Краткое сообщение крайней важности: «Художник первородный – всегда трибун. В нём дух переворота и вечно – бунт».
Раёшная звуковая роспись – всем телом: «На колу не мочало – человека мотало!», «Не туга мошна, да рука мощна!», «Он деревни мутит. Он царевне свистит…», «Чтоб царя сторожил. Чтоб народ страшил».
Никакой чопорности, никакой пелены поэтических привычек, зато чудесная зрячесть к «подробностям», вроде снега и солнца, которые молодой Вознесенский не раскрашивает, а рассверкивает, озорничая стихом…
Под конец поэмы – рад дерзких и торжественных обещаний, плакатных, откровенно публицистических, на крике:
Врёте,
сволочи,
будут города!
Над ширью вселенской
в лесах золотых,
я,
Вознесенский,
воздвигну их!
Какая ослепительная вера в свои силы, в свою удачу, в значительность происходящего, в читателя, который должен чувствовать то же и так же!
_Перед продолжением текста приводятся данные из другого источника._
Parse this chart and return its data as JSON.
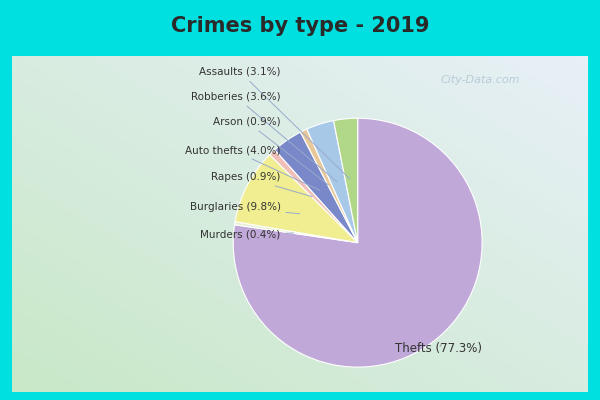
{
  "title": "Crimes by type - 2019",
  "slices": [
    {
      "label": "Thefts",
      "pct": 77.3,
      "color": "#C0A8D8",
      "text_label": "Thefts (77.3%)"
    },
    {
      "label": "Murders",
      "pct": 0.4,
      "color": "#E8F0D0",
      "text_label": "Murders (0.4%)"
    },
    {
      "label": "Burglaries",
      "pct": 9.8,
      "color": "#F0EE90",
      "text_label": "Burglaries (9.8%)"
    },
    {
      "label": "Rapes",
      "pct": 0.9,
      "color": "#F0C0B8",
      "text_label": "Rapes (0.9%)"
    },
    {
      "label": "Auto thefts",
      "pct": 4.0,
      "color": "#7888C8",
      "text_label": "Auto thefts (4.0%)"
    },
    {
      "label": "Arson",
      "pct": 0.9,
      "color": "#E8C898",
      "text_label": "Arson (0.9%)"
    },
    {
      "label": "Robberies",
      "pct": 3.6,
      "color": "#A8C8E8",
      "text_label": "Robberies (3.6%)"
    },
    {
      "label": "Assaults",
      "pct": 3.1,
      "color": "#B0D888",
      "text_label": "Assaults (3.1%)"
    }
  ],
  "background_border": "#00E0E0",
  "background_inner": "#D8EEE0",
  "title_fontsize": 15,
  "figsize": [
    6.0,
    4.0
  ],
  "dpi": 100,
  "watermark": "City-Data.com"
}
Читатель – цель и высший суд, и оправдание, и триумфальная радость, и чувство своего единственного пути…
Через много лет и через много книг Андрей Вознесенский категорически скажет в «Надписи на „Избранном“:
Всё, что сказал, вздохнув, удостоверю.
Не отрекусь.
Андрей Вознесенский никоим образом не старался усмирить бурные споры и установить ровное к себе отношение критики, прекрасно понимая, что самые разные, изощрённые и лобовые, сыпучие и летучие упрёки в его адрес лишь способствуют неукротимому интересу и пылкой взаимности читателя, умеющего ценить в поэте энергию противоборства всяческой косности, которая не только не отстаёт от времени, но порой опережает его, всё равно оставаясь косностью и прокрустовым ложем. На этих путях и скоростях Андрей Вознесенский доказал, что он сильная творческая личность со своей энергетикой.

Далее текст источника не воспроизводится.